Friday, June 04, 2010

lesson three | having a mini-break puts things into perspective

"Being a parent is so hard, and I have full-time help. How do the mothers without nannies do it?" - Charlotte York


Being only a few lines short of finishing today's blog posting, I had to rush off to a hairdressing appointment. The boys were fed and ready for bed, while DH arrived home with only a moment to spare before I had to go.

My hairdresser was flat out when I arrived, but I was child-free. I was happy to drink my cuppa and read a magazine. After all, I hadn't read any fashion magazine for months. As the apologies flowed for the wait, there were also some comments about seeing me on my own and not recognising me without my boys. After all, they're always with me.

After my haircut, I realised that I had no pressing appointments to rush home to. The shopping was done, and I didn't need to buy a thing. So I walked around the shops, mindlessly.

It was wonderful.

And I realised it has been so long since I went shopping on my own without rushing around with errands to do, or prepare for birthdays, or anything.

I could just browse.

Then I decided to see a movie too. And as I sat in the cinema surrounded by packs of women watching SATC*, there was a scene that I could relate to at that moment.

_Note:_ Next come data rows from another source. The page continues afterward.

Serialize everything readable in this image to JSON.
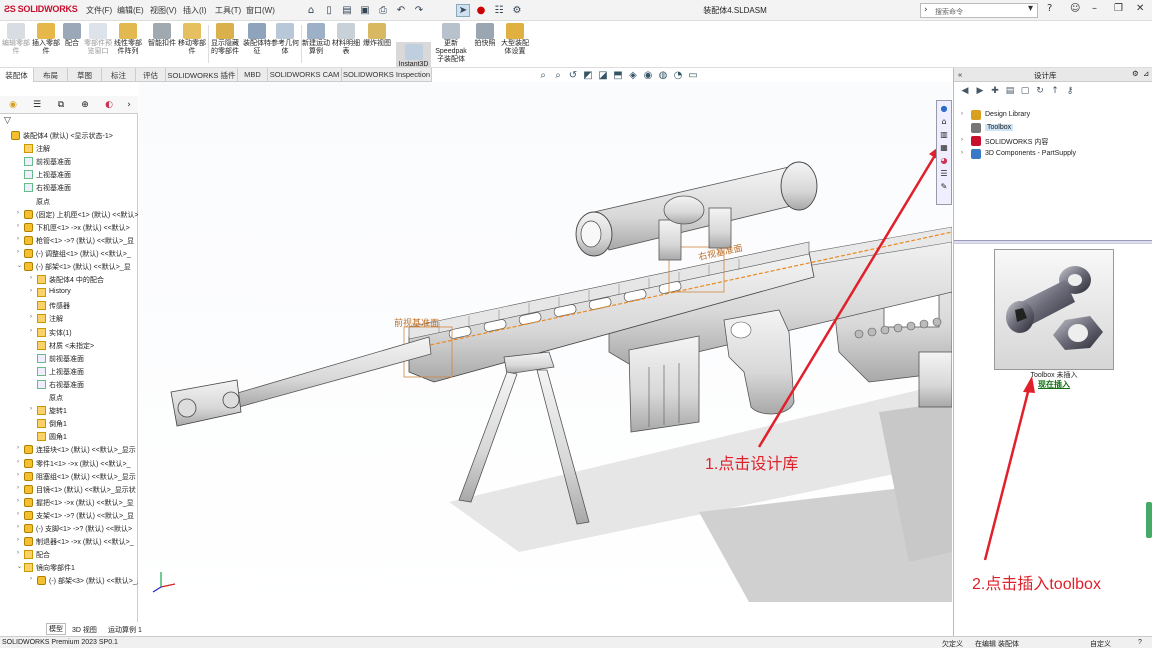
{
  "app": {
    "brand": "SOLIDWORKS",
    "doc_title": "装配体4.SLDASM"
  },
  "menu": [
    "文件(F)",
    "编辑(E)",
    "视图(V)",
    "插入(I)",
    "工具(T)",
    "窗口(W)"
  ],
  "search": {
    "placeholder": "搜索命令"
  },
  "ribbon": {
    "buttons": [
      {
        "label": "编辑零部件",
        "disabled": true
      },
      {
        "label": "插入零部件",
        "disabled": false
      },
      {
        "label": "配合",
        "disabled": false
      },
      {
        "label": "零部件预览窗口",
        "disabled": true
      },
      {
        "label": "线性零部件阵列",
        "disabled": false
      },
      {
        "label": "智能扣件",
        "disabled": false
      },
      {
        "label": "移动零部件",
        "disabled": false
      },
      {
        "label": "显示隐藏的零部件",
        "disabled": false
      },
      {
        "label": "装配体特征",
        "disabled": false
      },
      {
        "label": "参考几何体",
        "disabled": false
      },
      {
        "label": "新建运动算例",
        "disabled": false
      },
      {
        "label": "材料明细表",
        "disabled": false
      },
      {
        "label": "爆炸视图",
        "disabled": false
      },
      {
        "label": "Instant3D",
        "disabled": false
      },
      {
        "label": "更新Speedpak子装配体",
        "disabled": false
      },
      {
        "label": "拍快照",
        "disabled": false
      },
      {
        "label": "大型装配体设置",
        "disabled": false
      }
    ]
  },
  "tabs": [
    "装配体",
    "布局",
    "草图",
    "标注",
    "评估",
    "SOLIDWORKS 插件",
    "MBD",
    "SOLIDWORKS CAM",
    "SOLIDWORKS Inspection"
  ],
  "tree": [
    {
      "label": "装配体4 (默认) <显示状态-1>",
      "level": 0,
      "icon": "comp",
      "exp": ""
    },
    {
      "label": "注解",
      "level": 1,
      "icon": "folder",
      "exp": ""
    },
    {
      "label": "前视基准面",
      "level": 1,
      "icon": "plane",
      "exp": ""
    },
    {
      "label": "上视基准面",
      "level": 1,
      "icon": "plane",
      "exp": ""
    },
    {
      "label": "右视基准面",
      "level": 1,
      "icon": "plane",
      "exp": ""
    },
    {
      "label": "原点",
      "level": 1,
      "icon": "",
      "exp": ""
    },
    {
      "label": "(固定) 上机匣<1> (默认) <<默认>",
      "level": 1,
      "icon": "comp",
      "exp": "›"
    },
    {
      "label": "下机匣<1> ->x (默认) <<默认>",
      "level": 1,
      "icon": "comp",
      "exp": "›"
    },
    {
      "label": "枪管<1> ->? (默认) <<默认>_显",
      "level": 1,
      "icon": "comp",
      "exp": "›"
    },
    {
      "label": "(-) 调整组<1> (默认) <<默认>_",
      "level": 1,
      "icon": "comp",
      "exp": "›"
    },
    {
      "label": "(-) 部架<1> (默认) <<默认>_显",
      "level": 1,
      "icon": "comp",
      "exp": "⌄"
    },
    {
      "label": "装配体4 中的配合",
      "level": 2,
      "icon": "folder",
      "exp": "›"
    },
    {
      "label": "History",
      "level": 2,
      "icon": "folder",
      "exp": "›"
    },
    {
      "label": "传感器",
      "level": 2,
      "icon": "folder",
      "exp": ""
    },
    {
      "label": "注解",
      "level": 2,
      "icon": "folder",
      "exp": "›"
    },
    {
      "label": "实体(1)",
      "level": 2,
      "icon": "folder",
      "exp": "›"
    },
    {
      "label": "材质 <未指定>",
      "level": 2,
      "icon": "folder",
      "exp": ""
    },
    {
      "label": "前视基准面",
      "level": 2,
      "icon": "plane",
      "exp": ""
    },
    {
      "label": "上视基准面",
      "level": 2,
      "icon": "plane",
      "exp": ""
    },
    {
      "label": "右视基准面",
      "level": 2,
      "icon": "plane",
      "exp": ""
    },
    {
      "label": "原点",
      "level": 2,
      "icon": "",
      "exp": ""
    },
    {
      "label": "旋转1",
      "level": 2,
      "icon": "folder",
      "exp": "›"
    },
    {
      "label": "倒角1",
      "level": 2,
      "icon": "folder",
      "exp": ""
    },
    {
      "label": "圆角1",
      "level": 2,
      "icon": "folder",
      "exp": ""
    },
    {
      "label": "连接块<1> (默认) <<默认>_显示",
      "level": 1,
      "icon": "comp",
      "exp": "›"
    },
    {
      "label": "零件1<1> ->x (默认) <<默认>_",
      "level": 1,
      "icon": "comp",
      "exp": "›"
    },
    {
      "label": "阻塞组<1> (默认) <<默认>_显示",
      "level": 1,
      "icon": "comp",
      "exp": "›"
    },
    {
      "label": "目镜<1> (默认) <<默认>_显示状",
      "level": 1,
      "icon": "comp",
      "exp": "›"
    },
    {
      "label": "握把<1> ->x (默认) <<默认>_显",
      "level": 1,
      "icon": "comp",
      "exp": "›"
    },
    {
      "label": "支架<1> ->? (默认) <<默认>_显",
      "level": 1,
      "icon": "comp",
      "exp": "›"
    },
    {
      "label": "(-) 支脚<1> ->? (默认) <<默认>",
      "level": 1,
      "icon": "comp",
      "exp": "›"
    },
    {
      "label": "制退器<1> ->x (默认) <<默认>_",
      "level": 1,
      "icon": "comp",
      "exp": "›"
    },
    {
      "label": "配合",
      "level": 1,
      "icon": "folder",
      "exp": "›"
    },
    {
      "label": "镜向零部件1",
      "level": 1,
      "icon": "folder",
      "exp": "⌄"
    },
    {
      "label": "(-) 部架<3> (默认) <<默认>_显",
      "level": 2,
      "icon": "comp",
      "exp": "›"
    }
  ],
  "bottom_tabs": [
    "模型",
    "3D 视图",
    "运动算例 1"
  ],
  "status": {
    "left": "SOLIDWORKS Premium 2023 SP0.1",
    "s1": "欠定义",
    "s2": "在编辑 装配体",
    "s3": "自定义"
  },
  "design_library": {
    "title": "设计库",
    "items": [
      {
        "label": "Design Library",
        "exp": "›",
        "selected": false,
        "color": "#d9a020"
      },
      {
        "label": "Toolbox",
        "exp": "",
        "selected": true,
        "color": "#777777"
      },
      {
        "label": "SOLIDWORKS 内容",
        "exp": "›",
        "selected": false,
        "color": "#c8102e"
      },
      {
        "label": "3D Components - PartSupply",
        "exp": "›",
        "selected": false,
        "color": "#3a78c8"
      }
    ],
    "toolbox_status": "Toolbox 未插入",
    "insert_link": "现在插入"
  },
  "model_labels": {
    "plane1": "前视基准面",
    "plane2": "右视基准面"
  },
  "annotations": {
    "step1": "1.点击设计库",
    "step2": "2.点击插入toolbox",
    "color": "#e0202a"
  }
}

It was the scene between Charlotte and Miranda and their heartfelt (and funny) discussion about the difficulties of being mothers. Being a mother is hard. Guilt becomes our middle name if we lose our cool with our kids, or if we're not with them every minute of the day. And the big one: we beat ourselves up over not loving every minute of motherhood. Children can drive us absolutely crazy.

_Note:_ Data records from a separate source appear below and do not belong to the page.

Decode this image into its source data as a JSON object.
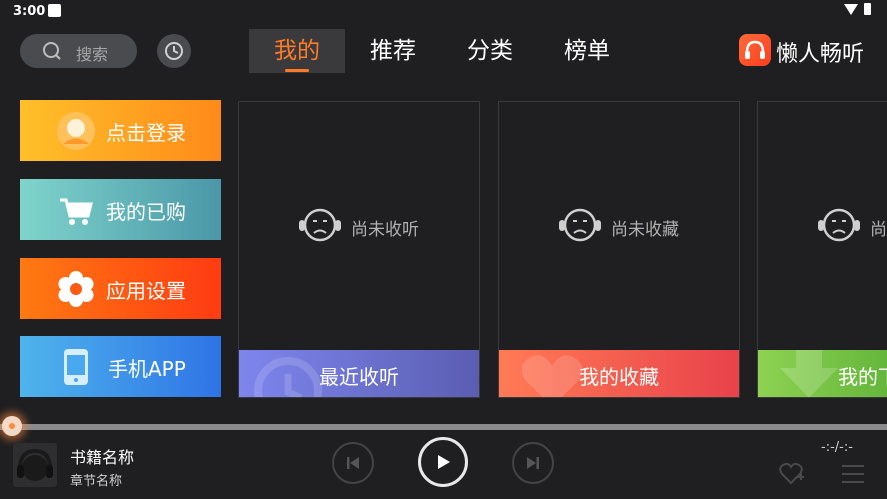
{
  "status_bar": {
    "time": "3:00"
  },
  "header": {
    "search_placeholder": "搜索",
    "tabs": [
      {
        "label": "我的",
        "active": true
      },
      {
        "label": "推荐",
        "active": false
      },
      {
        "label": "分类",
        "active": false
      },
      {
        "label": "榜单",
        "active": false
      }
    ],
    "brand_name": "懒人畅听"
  },
  "side_buttons": [
    {
      "label": "点击登录",
      "icon": "user-avatar-icon"
    },
    {
      "label": "我的已购",
      "icon": "cart-icon"
    },
    {
      "label": "应用设置",
      "icon": "gear-icon"
    },
    {
      "label": "手机APP",
      "icon": "phone-app-icon"
    }
  ],
  "cards": [
    {
      "empty_text": "尚未收听",
      "footer_label": "最近收听",
      "color": "#6f74d6"
    },
    {
      "empty_text": "尚未收藏",
      "footer_label": "我的收藏",
      "color": "#f25a4c"
    },
    {
      "empty_text": "尚",
      "footer_label": "我的下",
      "color": "#7cc847"
    }
  ],
  "player": {
    "book_name": "书籍名称",
    "chapter_name": "章节名称",
    "time": "-:-/-:-",
    "progress": 0
  },
  "colors": {
    "accent": "#ff7b27",
    "background": "#1f1f21"
  }
}
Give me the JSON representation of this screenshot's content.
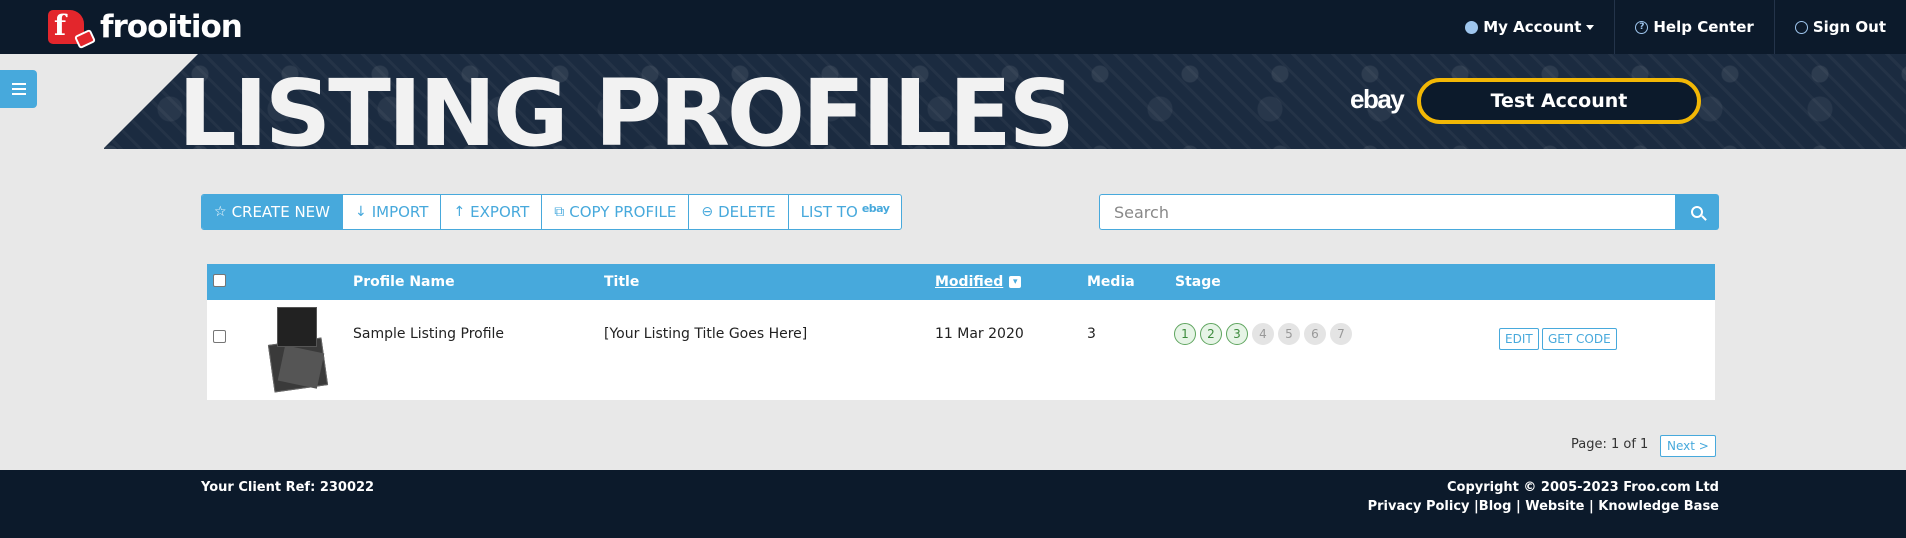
{
  "brand": {
    "name": "frooition",
    "colors": {
      "primary": "#47a9dc",
      "navy": "#0c1a2b",
      "red": "#e3262c",
      "gold": "#f2b705"
    }
  },
  "topnav": {
    "my_account": "My Account",
    "help_center": "Help Center",
    "sign_out": "Sign Out"
  },
  "banner": {
    "title": "LISTING PROFILES",
    "marketplace": "ebay",
    "account": "Test Account"
  },
  "toolbar": {
    "create_new": "CREATE NEW",
    "import": "IMPORT",
    "export": "EXPORT",
    "copy_profile": "COPY PROFILE",
    "delete": "DELETE",
    "list_to": "LIST TO",
    "list_to_brand": "ebay"
  },
  "search": {
    "placeholder": "Search"
  },
  "table": {
    "columns": {
      "profile_name": "Profile Name",
      "title": "Title",
      "modified": "Modified",
      "media": "Media",
      "stage": "Stage"
    },
    "rows": [
      {
        "profile_name": "Sample Listing Profile",
        "title": "[Your Listing Title Goes Here]",
        "modified": "11 Mar 2020",
        "media": "3",
        "stages": [
          "1",
          "2",
          "3",
          "4",
          "5",
          "6",
          "7"
        ],
        "stages_completed": 3,
        "edit": "EDIT",
        "get_code": "GET CODE"
      }
    ]
  },
  "pagination": {
    "label": "Page: 1 of 1",
    "next": "Next >"
  },
  "footer": {
    "client_ref": "Your Client Ref: 230022",
    "copyright": "Copyright © 2005-2023 Froo.com Ltd",
    "links": {
      "privacy": "Privacy Policy",
      "blog": "Blog",
      "website": "Website",
      "knowledge_base": "Knowledge Base"
    }
  }
}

By the time the movie ended, I was excited to go home and see my family. But I realised that having a little mini-break always makes me miss my family and want to be with them. I might feel like I'm going bonkers at times, but I love them to bits.

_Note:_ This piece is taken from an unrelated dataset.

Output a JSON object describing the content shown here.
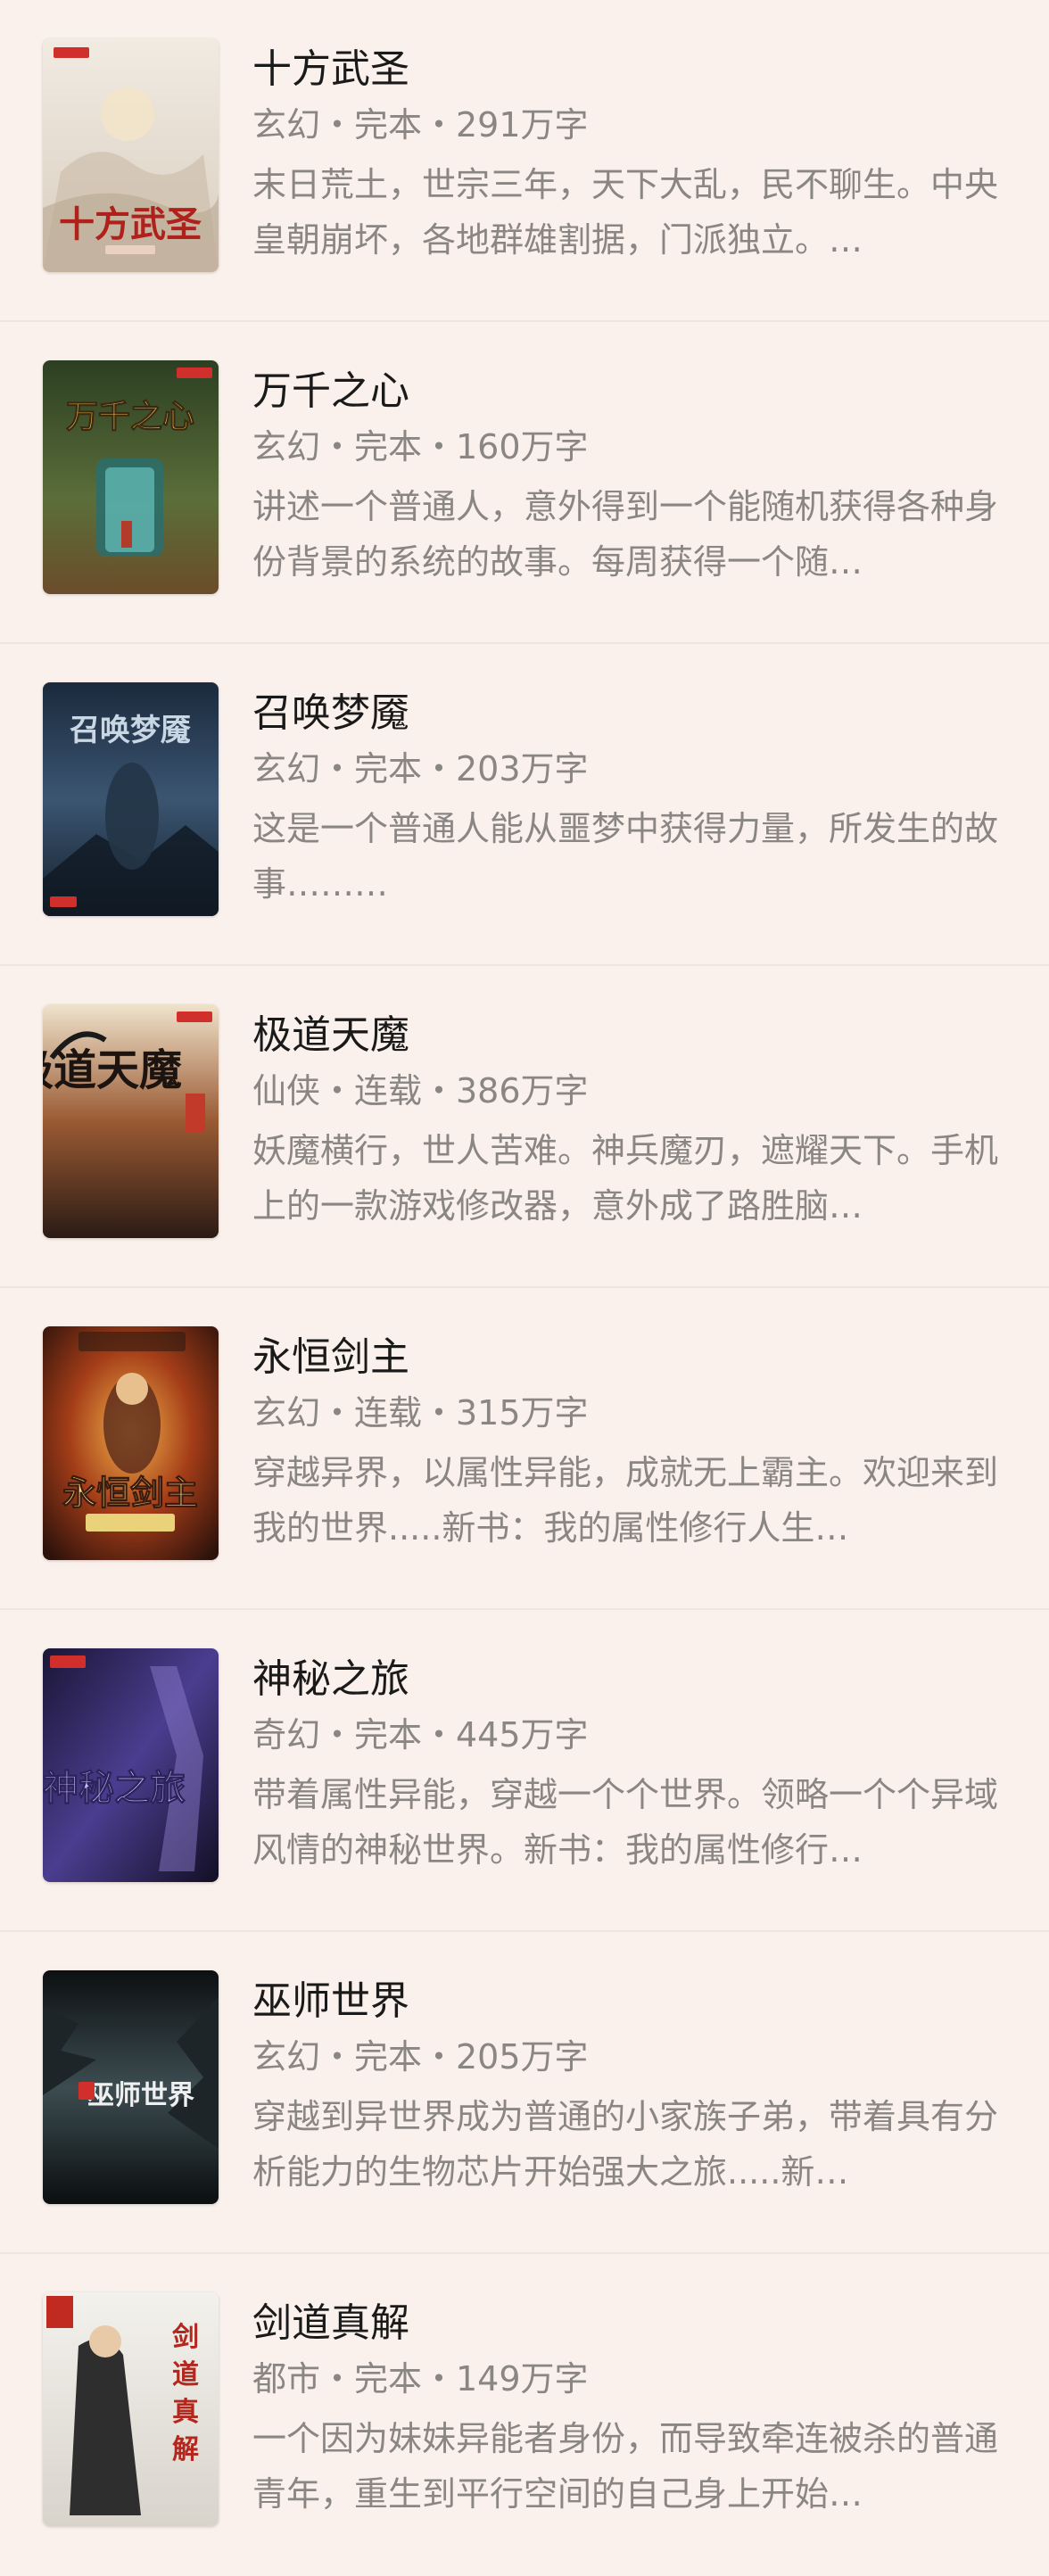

Nothing like a bit of fresh perspective.

*Okay, okay. You know I'm not a fan of Sex and the City. I missed the whole SATC crazyness as it all happened when we lived in a developing country and in remote West Australia. But when I queued up at the cinema, I confess I hadn't heard of any of the other movies showing. And I did see the first movie with my SATC obsessed step-daughter Leah (and it was a little funny).